Website: https://www.recallium.ai

I work on Recallium, so I am obviously biased, but I genuinely believe it solves a real problem for developers. Recallium is completely free. We built it to solve a real problem we faced, and we are sharing it with the community.
Try it out and let me know what you think. If you run into issues or have suggestions, please share them here or open a GitHub issue.

Hello! I am using Recallium and loving it. Last week, I started this discussion. What are you using for AI memory across tools?

1 Like

Thank you! if you need any asssitance please let me know.

I keep hearing about people setting up MCP servers just for memory, and I’m honestly not sure why. Cursor already has a built-in memory feature, so why wouldn’t I just use that instead?

What does an MCP server actually give me in practice that Cursor’s own memory doesn’t? Is it really worth the extra setup and complexity?

The short answer is cursor’s built in memory isn’t sufficient when you get to a certain size of application. You need a development diary for a repo in order to save tokens and ensure the ai agent stays on track.

Great discussion!

@jabooth is absolutely right about scale.

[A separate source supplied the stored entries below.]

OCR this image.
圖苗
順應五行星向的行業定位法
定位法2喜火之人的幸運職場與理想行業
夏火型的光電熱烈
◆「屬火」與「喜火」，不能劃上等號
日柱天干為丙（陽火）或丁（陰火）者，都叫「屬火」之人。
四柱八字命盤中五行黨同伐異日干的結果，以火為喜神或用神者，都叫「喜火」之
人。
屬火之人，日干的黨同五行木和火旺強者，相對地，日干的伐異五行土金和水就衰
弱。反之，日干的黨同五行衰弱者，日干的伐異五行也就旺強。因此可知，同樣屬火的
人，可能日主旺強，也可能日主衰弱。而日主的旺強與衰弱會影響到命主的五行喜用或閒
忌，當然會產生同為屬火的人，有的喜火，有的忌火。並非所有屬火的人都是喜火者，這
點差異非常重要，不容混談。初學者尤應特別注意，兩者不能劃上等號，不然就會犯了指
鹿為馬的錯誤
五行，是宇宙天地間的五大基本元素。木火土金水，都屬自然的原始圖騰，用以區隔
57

The “development diary” concept is key for larger applications.

@vibe-coder - to directly answer your question with context from @jabooth point:

Cursor’s built-in memory limitations:

  • Doesn’t scale to large applications.
  • No structured “development diary” capability.
  • Limited token management.
  • Can’t handle complex project histories.

When you need more, you have options:

Option A: File-based (simpler)

  • Keep structured docs/memory in your repo.
  • Reference via .cursorrules.
  • Git versioned.
  • Transparent and portable.
  • Perfect for Cursor-only workflows.
  • Lower complexity.

Option B: MCP memory servers (more powerful)

  • Semantic search across thousands of entries.
  • Cross-tool (Cursor, Claude, VS Code, etc.)
  • Team knowledge sharing.
  • Better token efficiency through smart retrieval.
  • Higher initial complexity.

The key insight from @jabooth At scale, you need structured memory with smart retrieval, not just Cursor’s basic memory feature.

What’s your project complexity? That will determine which approach fits better.